映画の撮影やミキシング作業をする時に、DVDや家庭で視聴する人のことも念頭に置いていますか? 「基本的に、サウンドにとってそれはあまり重要な問題ではありません。 最近では、家にとても素晴らしいサウンドシステムを持っている人が多いので、DVDでもかなり複雑なサウンドレイヤーを使うことができますし、実際にみんながそれを聴くことができるのです! また、デジタルヘッドフォンを使って映画を視聴する人を大勢知っていますが、それも素晴らしいことです。 ミキシング作業の段階で、リレコーディング・ミキサーは映画館用とテレビまたはDVD用のミックスを必ず用意します。 圧縮率など、この2つはまったく異なります。 DVDも非常に高音質で作っているので、ちゃんと聴くには良い機器が必要なのですが、 嬉しいことに、家に優秀なプロセッサーとスピーカーを持っている人がどんどん増えていますね。

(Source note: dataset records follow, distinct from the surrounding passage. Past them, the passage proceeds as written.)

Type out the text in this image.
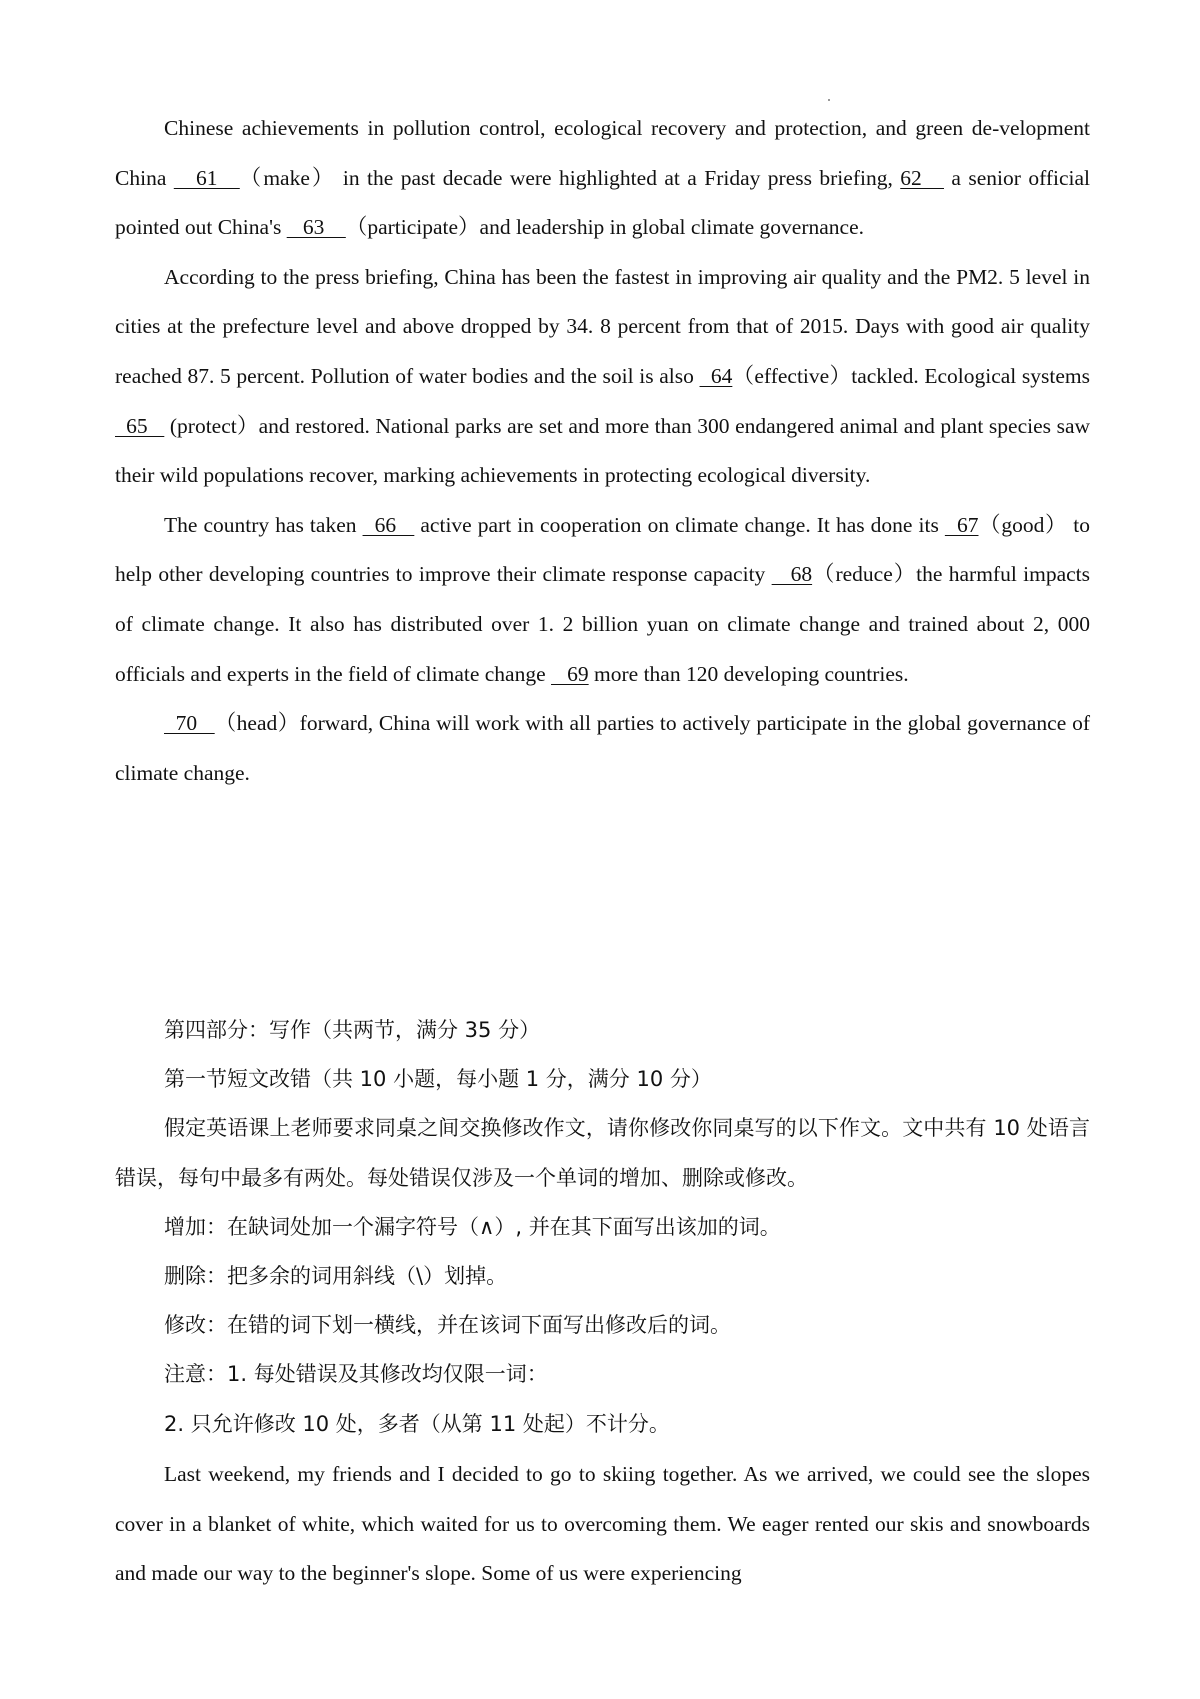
Chinese achievements in pollution control, ecological recovery and protection, and green de-velopment China    61   （make） in the past decade were highlighted at a Friday press briefing, 62    a senior official pointed out China's    63    （participate）and leadership in global climate governance.

According to the press briefing, China has been the fastest in improving air quality and the PM2. 5 level in cities at the prefecture level and above dropped by 34. 8 percent from that of 2015. Days with good air quality reached 87. 5 percent. Pollution of water bodies and the soil is also   64（effective）tackled. Ecological systems   65    (protect）and restored. National parks are set and more than 300 endangered animal and plant species saw their wild populations recover, marking achievements in protecting ecological diversity.

The country has taken   66    active part in cooperation on climate change. It has done its   67（good） to help other developing countries to improve their climate response capacity    68（reduce）the harmful impacts of climate change. It also has distributed over 1. 2 billion yuan on climate change and trained about 2, 000 officials and experts in the field of climate change    69 more than 120 developing countries.

70   （head）forward, China will work with all parties to actively participate in the global governance of climate change.

第四部分：写作（共两节，满分 35 分）

第一节短文改错（共 10 小题，每小题 1 分，满分 10 分）

假定英语课上老师要求同桌之间交换修改作文，请你修改你同桌写的以下作文。文中共有 10 处语言错误，每句中最多有两处。每处错误仅涉及一个单词的增加、删除或修改。

增加：在缺词处加一个漏字符号（∧）, 并在其下面写出该加的词。

删除：把多余的词用斜线（\）划掉。

修改：在错的词下划一横线，并在该词下面写出修改后的词。

注意：1. 每处错误及其修改均仅限一词：

2. 只允许修改 10 处，多者（从第 11 处起）不计分。

Last weekend, my friends and I decided to go to skiing together. As we arrived, we could see the slopes cover in a blanket of white, which waited for us to overcoming them. We eager rented our skis and snowboards and made our way to the beginner's slope. Some of us were experiencing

「パフューム」のセットでティクヴァ氏(中央)とダスティン・ホフマン氏(右)
デジタルカメラへの移行が主流の映画に何をもたらすと思いますか? 「今のところ、それほど手軽になったとは思いません。 DVや低価格機材で撮影するというなら別ですが。 でも、フォーカス性能で35mmフィルムとほぼ同等の機材を使いたいというのであれば、まだそういうものはないと思います。 まだしばらく時間がかかるでしょうね。 でも、もちろんある時点で誰もがデジタルカメラを使うようになるでしょうし、価格が安くなるにつれて使う人はどんどん増えるでしょう。 1970年代半ばにテクニカラーの時代が終わった時、その変化を乗り越える以外になかったのと似たようなものです。 もちろん以前と違う感じがあったけれど、結局のところ人々はそれを受け入れたし、制約のある機材を使ってより鮮やかな色を出す方法を再び編み出していきました。 デジタル素材の扱い方についても、私たちはうまい方法を見つけると思うので、 それほど心配していません。 ただ、本当に切り替えるまでには、できるだけ良い画質になっていて欲しいです!」
「地獄の黙示録」のような華々しいサウンドが好きかという問いに、ティクヴァ氏はこう答えます。 「サウンドデザインは、往々にして大音響を出す映画だと称賛されますが、私は静かな映画を心から愛しています。 2001年に『ヘヴン』を作って以来、説得力のある静かな映画を作ることがどれほど難しいか良く判っています。 静かさには、非常に多様な音の大きさが存在するからです。 大音量で、効果音を多用し、音楽を過剰に詰め込んだ映画を作る方が、はるかに簡単です。 私は、サウンドデザインの草創期に作られた映画が今でも好きです。 それらは、今でも聴き応えがあります。 たとえば『エクソシスト』のサウンドトラックは素晴らしいものです。 最近では、デヴィッド・フィンチャー監督の作品が印象的ですね。 彼の映画『セブン』の息詰まるようなサスペンスは、見事に絡み合った音楽とサウンドを持つサウンドトラックによって作り上げられたといって良いと思います。